Volunteering in schools


How to encourage volunteers into schools

Whether their kids are in kindergarten or high school seniors, parents, caregivers and community members have many good reasons to volunteer at school.

What Are the Benefits of Getting Involved?

Getting involved is a great way to show children that you take an interest in their education. It also sends a positive message that you consider school a worthwhile cause.

Many schools now must raise their own funds for activities and supplies that once were considered basic necessities. Parent and community volunteers are essential to organising and chaperoning these fundraising events and other school activities. The P and C of any school plays a vital role in raising these funds for their schools and also lifting the profile of the school.

Parent, guardian and community volunteers offer a huge resource and support base for the school community.
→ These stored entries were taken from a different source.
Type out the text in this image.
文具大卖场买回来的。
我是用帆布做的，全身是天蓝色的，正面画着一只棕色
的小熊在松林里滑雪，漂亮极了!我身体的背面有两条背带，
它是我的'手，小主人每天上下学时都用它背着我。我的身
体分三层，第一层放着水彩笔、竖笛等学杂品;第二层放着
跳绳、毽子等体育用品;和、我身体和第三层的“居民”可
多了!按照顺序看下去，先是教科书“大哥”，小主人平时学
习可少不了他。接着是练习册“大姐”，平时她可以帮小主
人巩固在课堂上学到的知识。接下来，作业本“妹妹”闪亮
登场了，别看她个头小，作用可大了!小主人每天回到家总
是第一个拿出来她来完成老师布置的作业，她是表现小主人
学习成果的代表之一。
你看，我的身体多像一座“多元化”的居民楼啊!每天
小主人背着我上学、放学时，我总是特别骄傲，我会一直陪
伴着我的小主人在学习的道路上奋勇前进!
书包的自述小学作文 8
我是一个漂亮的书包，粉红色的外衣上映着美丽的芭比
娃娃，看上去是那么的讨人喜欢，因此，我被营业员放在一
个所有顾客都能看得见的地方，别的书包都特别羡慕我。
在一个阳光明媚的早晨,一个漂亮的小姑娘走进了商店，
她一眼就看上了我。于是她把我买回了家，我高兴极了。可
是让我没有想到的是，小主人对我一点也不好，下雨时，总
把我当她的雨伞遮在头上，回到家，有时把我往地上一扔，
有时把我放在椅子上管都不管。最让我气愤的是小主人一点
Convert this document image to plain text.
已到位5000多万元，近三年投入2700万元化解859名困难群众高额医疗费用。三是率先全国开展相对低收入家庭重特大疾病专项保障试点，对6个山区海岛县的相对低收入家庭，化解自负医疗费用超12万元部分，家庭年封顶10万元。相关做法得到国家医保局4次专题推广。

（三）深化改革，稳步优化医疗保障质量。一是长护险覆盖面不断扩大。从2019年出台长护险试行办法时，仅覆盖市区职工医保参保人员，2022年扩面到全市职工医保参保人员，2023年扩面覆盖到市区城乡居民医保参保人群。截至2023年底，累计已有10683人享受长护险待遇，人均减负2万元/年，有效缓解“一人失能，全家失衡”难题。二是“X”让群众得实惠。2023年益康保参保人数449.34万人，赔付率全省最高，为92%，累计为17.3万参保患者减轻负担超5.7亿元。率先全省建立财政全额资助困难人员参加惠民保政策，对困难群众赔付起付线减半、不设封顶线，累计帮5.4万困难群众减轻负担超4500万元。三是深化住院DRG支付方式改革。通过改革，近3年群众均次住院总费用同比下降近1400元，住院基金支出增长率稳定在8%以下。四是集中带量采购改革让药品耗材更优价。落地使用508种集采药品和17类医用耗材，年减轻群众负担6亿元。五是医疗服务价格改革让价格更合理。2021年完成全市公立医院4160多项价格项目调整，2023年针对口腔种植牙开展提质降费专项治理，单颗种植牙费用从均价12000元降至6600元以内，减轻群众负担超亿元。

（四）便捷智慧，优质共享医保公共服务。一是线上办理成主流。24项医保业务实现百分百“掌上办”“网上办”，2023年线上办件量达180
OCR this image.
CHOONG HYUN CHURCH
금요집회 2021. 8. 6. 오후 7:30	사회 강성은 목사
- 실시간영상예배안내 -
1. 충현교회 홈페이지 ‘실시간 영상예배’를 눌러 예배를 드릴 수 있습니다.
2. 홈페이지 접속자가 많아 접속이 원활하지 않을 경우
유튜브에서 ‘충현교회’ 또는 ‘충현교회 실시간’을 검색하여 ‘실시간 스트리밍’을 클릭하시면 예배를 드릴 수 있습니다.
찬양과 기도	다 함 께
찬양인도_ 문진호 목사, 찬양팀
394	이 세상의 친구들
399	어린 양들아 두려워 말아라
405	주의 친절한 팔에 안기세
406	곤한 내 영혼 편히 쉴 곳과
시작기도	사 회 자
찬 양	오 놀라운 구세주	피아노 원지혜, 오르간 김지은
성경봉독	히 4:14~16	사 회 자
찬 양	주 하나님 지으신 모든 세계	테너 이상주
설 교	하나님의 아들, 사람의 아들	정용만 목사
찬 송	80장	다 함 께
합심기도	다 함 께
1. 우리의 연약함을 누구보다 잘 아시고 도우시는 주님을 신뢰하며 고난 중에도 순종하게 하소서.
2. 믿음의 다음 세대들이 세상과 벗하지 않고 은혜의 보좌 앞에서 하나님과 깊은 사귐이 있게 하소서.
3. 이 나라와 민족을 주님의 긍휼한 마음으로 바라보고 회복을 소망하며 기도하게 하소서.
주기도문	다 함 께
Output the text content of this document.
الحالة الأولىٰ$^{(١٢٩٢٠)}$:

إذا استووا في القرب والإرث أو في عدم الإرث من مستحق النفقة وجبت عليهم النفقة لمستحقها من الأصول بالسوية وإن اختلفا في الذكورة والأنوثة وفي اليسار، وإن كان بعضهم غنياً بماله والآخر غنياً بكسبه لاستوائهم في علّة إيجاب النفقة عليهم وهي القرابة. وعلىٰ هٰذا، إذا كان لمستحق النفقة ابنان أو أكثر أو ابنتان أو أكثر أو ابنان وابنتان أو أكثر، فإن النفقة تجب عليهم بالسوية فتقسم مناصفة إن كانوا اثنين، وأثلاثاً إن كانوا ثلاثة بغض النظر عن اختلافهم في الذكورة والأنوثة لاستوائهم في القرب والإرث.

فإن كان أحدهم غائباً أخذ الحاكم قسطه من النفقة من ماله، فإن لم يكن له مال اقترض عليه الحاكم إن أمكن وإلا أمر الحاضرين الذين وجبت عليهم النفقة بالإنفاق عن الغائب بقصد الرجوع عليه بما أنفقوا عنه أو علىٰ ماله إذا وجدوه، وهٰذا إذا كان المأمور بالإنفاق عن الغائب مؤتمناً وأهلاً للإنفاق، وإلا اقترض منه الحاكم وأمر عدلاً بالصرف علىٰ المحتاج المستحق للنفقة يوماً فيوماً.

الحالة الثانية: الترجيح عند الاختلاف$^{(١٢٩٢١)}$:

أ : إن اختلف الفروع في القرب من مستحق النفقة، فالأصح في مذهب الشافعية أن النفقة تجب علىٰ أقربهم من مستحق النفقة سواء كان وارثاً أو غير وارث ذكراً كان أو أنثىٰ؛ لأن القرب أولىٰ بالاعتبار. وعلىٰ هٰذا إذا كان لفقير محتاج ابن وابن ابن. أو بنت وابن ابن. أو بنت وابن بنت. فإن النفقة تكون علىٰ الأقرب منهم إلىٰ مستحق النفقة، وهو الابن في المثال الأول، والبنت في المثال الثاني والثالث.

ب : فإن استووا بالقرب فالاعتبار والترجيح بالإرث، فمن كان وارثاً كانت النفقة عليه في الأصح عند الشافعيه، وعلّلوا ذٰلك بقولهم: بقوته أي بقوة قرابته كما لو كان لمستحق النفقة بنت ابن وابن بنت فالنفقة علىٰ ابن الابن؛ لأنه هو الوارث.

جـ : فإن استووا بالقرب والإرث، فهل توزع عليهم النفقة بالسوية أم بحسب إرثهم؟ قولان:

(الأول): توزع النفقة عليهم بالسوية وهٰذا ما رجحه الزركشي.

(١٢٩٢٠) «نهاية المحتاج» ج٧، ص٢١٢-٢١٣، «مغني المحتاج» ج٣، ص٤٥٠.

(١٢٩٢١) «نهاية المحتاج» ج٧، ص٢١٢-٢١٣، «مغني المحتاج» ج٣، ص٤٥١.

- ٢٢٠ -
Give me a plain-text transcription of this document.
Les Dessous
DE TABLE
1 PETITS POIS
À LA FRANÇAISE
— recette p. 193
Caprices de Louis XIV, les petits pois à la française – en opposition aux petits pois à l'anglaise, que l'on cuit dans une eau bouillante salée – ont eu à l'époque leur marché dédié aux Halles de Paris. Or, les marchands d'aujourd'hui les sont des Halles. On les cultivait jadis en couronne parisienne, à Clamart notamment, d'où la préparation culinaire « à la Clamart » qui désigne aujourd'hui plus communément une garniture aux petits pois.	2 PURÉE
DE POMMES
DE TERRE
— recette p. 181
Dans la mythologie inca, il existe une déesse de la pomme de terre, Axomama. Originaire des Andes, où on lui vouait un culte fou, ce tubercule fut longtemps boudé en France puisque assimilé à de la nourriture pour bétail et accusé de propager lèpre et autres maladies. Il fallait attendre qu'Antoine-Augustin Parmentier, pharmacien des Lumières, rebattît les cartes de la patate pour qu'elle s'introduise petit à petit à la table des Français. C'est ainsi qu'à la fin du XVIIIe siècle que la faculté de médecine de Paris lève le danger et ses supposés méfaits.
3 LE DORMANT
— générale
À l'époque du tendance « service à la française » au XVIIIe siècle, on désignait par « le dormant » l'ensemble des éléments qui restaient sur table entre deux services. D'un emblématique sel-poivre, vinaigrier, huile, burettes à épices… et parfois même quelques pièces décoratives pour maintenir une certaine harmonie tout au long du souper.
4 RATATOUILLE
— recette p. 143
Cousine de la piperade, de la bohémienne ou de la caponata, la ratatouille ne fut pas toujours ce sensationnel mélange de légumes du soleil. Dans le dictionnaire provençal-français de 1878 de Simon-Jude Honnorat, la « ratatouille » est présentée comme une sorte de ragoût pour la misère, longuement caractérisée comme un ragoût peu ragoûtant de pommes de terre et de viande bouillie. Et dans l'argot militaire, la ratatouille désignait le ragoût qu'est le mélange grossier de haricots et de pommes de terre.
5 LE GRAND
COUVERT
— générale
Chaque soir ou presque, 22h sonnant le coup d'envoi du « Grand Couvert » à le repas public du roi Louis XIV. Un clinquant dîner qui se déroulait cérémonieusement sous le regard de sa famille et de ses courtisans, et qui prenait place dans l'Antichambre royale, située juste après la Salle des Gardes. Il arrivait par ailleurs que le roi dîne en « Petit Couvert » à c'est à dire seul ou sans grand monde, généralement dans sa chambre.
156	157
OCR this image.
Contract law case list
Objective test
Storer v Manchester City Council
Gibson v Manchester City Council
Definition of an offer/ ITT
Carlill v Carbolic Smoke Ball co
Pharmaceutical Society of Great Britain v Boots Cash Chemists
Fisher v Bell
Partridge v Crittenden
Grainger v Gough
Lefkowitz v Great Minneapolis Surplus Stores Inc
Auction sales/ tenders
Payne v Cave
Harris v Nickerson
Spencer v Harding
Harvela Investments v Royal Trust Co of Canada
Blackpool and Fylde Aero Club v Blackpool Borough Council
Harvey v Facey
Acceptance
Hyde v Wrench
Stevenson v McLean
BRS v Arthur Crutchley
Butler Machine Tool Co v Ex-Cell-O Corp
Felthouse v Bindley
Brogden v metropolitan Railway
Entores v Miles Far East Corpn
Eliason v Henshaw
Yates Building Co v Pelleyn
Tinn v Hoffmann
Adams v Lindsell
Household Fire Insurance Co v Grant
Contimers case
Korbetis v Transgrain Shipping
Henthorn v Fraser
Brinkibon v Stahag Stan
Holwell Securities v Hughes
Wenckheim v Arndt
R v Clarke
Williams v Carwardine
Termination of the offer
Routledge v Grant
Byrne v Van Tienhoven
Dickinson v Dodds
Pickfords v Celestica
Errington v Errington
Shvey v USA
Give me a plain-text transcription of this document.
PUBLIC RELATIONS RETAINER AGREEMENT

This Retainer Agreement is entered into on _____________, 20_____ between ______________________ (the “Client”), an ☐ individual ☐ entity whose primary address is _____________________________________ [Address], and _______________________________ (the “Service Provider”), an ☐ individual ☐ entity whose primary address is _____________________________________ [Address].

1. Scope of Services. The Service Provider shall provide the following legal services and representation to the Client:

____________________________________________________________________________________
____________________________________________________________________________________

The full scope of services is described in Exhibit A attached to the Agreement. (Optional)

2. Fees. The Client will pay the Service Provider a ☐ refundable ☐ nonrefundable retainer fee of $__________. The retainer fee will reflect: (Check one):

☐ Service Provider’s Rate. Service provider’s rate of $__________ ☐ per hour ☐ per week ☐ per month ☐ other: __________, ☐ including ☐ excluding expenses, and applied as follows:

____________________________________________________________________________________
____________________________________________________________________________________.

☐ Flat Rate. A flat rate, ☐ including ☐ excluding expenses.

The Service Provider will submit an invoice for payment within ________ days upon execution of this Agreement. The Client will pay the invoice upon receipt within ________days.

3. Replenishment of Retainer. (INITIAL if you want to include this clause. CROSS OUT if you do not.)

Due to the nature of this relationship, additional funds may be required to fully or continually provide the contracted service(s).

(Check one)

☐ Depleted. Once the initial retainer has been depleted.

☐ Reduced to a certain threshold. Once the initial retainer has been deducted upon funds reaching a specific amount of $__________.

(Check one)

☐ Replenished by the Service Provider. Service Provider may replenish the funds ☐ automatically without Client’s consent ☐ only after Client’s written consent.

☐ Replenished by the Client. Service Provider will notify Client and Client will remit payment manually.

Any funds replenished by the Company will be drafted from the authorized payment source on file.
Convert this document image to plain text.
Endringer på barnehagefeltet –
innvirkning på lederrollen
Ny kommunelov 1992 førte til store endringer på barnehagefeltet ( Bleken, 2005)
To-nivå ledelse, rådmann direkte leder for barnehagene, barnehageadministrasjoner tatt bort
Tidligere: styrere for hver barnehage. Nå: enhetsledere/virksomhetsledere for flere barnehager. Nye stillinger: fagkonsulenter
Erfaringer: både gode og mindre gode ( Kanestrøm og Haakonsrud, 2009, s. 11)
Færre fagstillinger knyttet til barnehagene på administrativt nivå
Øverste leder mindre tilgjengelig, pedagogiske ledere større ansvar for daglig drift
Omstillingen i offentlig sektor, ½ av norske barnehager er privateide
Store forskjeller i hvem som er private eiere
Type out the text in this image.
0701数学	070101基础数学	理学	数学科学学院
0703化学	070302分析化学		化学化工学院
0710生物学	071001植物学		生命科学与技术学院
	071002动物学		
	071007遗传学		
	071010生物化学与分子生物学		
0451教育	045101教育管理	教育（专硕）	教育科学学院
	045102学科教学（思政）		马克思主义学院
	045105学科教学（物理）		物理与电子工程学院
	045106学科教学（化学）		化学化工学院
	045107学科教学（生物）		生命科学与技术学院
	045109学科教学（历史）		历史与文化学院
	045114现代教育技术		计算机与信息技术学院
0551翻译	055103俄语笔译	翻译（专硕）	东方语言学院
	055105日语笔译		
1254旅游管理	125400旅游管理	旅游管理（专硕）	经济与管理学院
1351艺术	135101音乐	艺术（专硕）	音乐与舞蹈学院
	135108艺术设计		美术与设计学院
They also show children the importance of participating in the larger community.

Working with teachers, administrators, and other parents will help them to understand daily activities. Volunteers will also tap into trends and fads of school life that can help to communicate with your children as they grow and change — all without intruding on their privacy or personal space.

Some parents get "volunteer burnout" by the time their kids enter high school or decide that the schools don't need them as much then. Many parents who volunteered a lot of time during their kids' elementary years return to full-time careers by the time their kids are teens, so there's often a shortage in the secondary schools.

How to Get Started?

One of the best starting points for getting involved is a parent–teacher conference or open house. These are usually scheduled early in each school year. They're a great opportunity to talk to teachers or the principal about volunteer involvement.

If someone has something to offer or just wants to help out in whatever way they can, talk about it with teachers. They might arrange something with the volunteer personally or direct them to a department head or administrator who can answer your questions and make suggestions.

Here are some of the ways a volunteer can help:

  • act as a classroom helper
  • mentor or tutor students
  • help children with special needs
  • volunteer in a school computer lab
  • help organise, cater, or work at fundraising activities such as cake sales or car washes
  • help to plan and chaperone field trips, , and other events that take place away from the school
  • help to plan and chaperone in-school events (dances and graduation ceremonies etc)
  • organise or assist with a specific club or interest group (if a volunteer has an interest in an activity that isn't currently available to students, offer to help get a group started — for example, a chess club or cycling team)
  • work as a library assistant or offer to help with story time or reading assistance in the school library
  • sew costumes or build sets for theatrical and musical productions
  • help out with visual arts, crafts, and design courses and projects

Remember that not everyone is suited for the same type of involvement. You may have to "try on" a few activities before you find something that feels right for each volunteer. Class teachers are a great reference point for ideas...they always have plenty of things that need doing eg covering books, sharpening pencils, fixing books, changing readers......the classroom is a very busy place.

Questions to Ask

How much time can each volunteer give each week or fortnight?

Be sure to ask your school executive if any financial costs are involved with volunteer activities. If volunteers are chaperoning a field trip, for example, find out if the school will pay for transportation and admissions costs. Ask if they will transport students in your own vehicle or ride with them on a school bus. (It is essential that each volunteer has full insurance and car seats in order to privately transport students)

If you organise or are asking volunteers to help out with an activity that takes place off the school grounds, find out if there are any specific school regulations they will need to keep in mind or any liability issues to be considered.

Here are a few tips to keep in mind when signing volunteers:

  • Be clear about how much time they are willing to volunteer.

Make sure that you don’t ask volunteers to do more than they feel comfortable with — but try to say it early enough so that there is no confusion. Many trips and activities can't happen unless the school has enough chaperones or supervisors.

  • Get feedback from the teachers and students.

Find out what's most and least helpful to ask what you can do to make the most of the time volunteers can spend on school activities. It's important to communicate openly with teachers, administrators, students, and volunteers. Be flexible and responsive as the needs of the students, volunteers and the school change.

Remember that volunteering not only benefits the children in your care. It helps the classroom, the whole school, and the community by giving students positive interaction, support, and encouragement.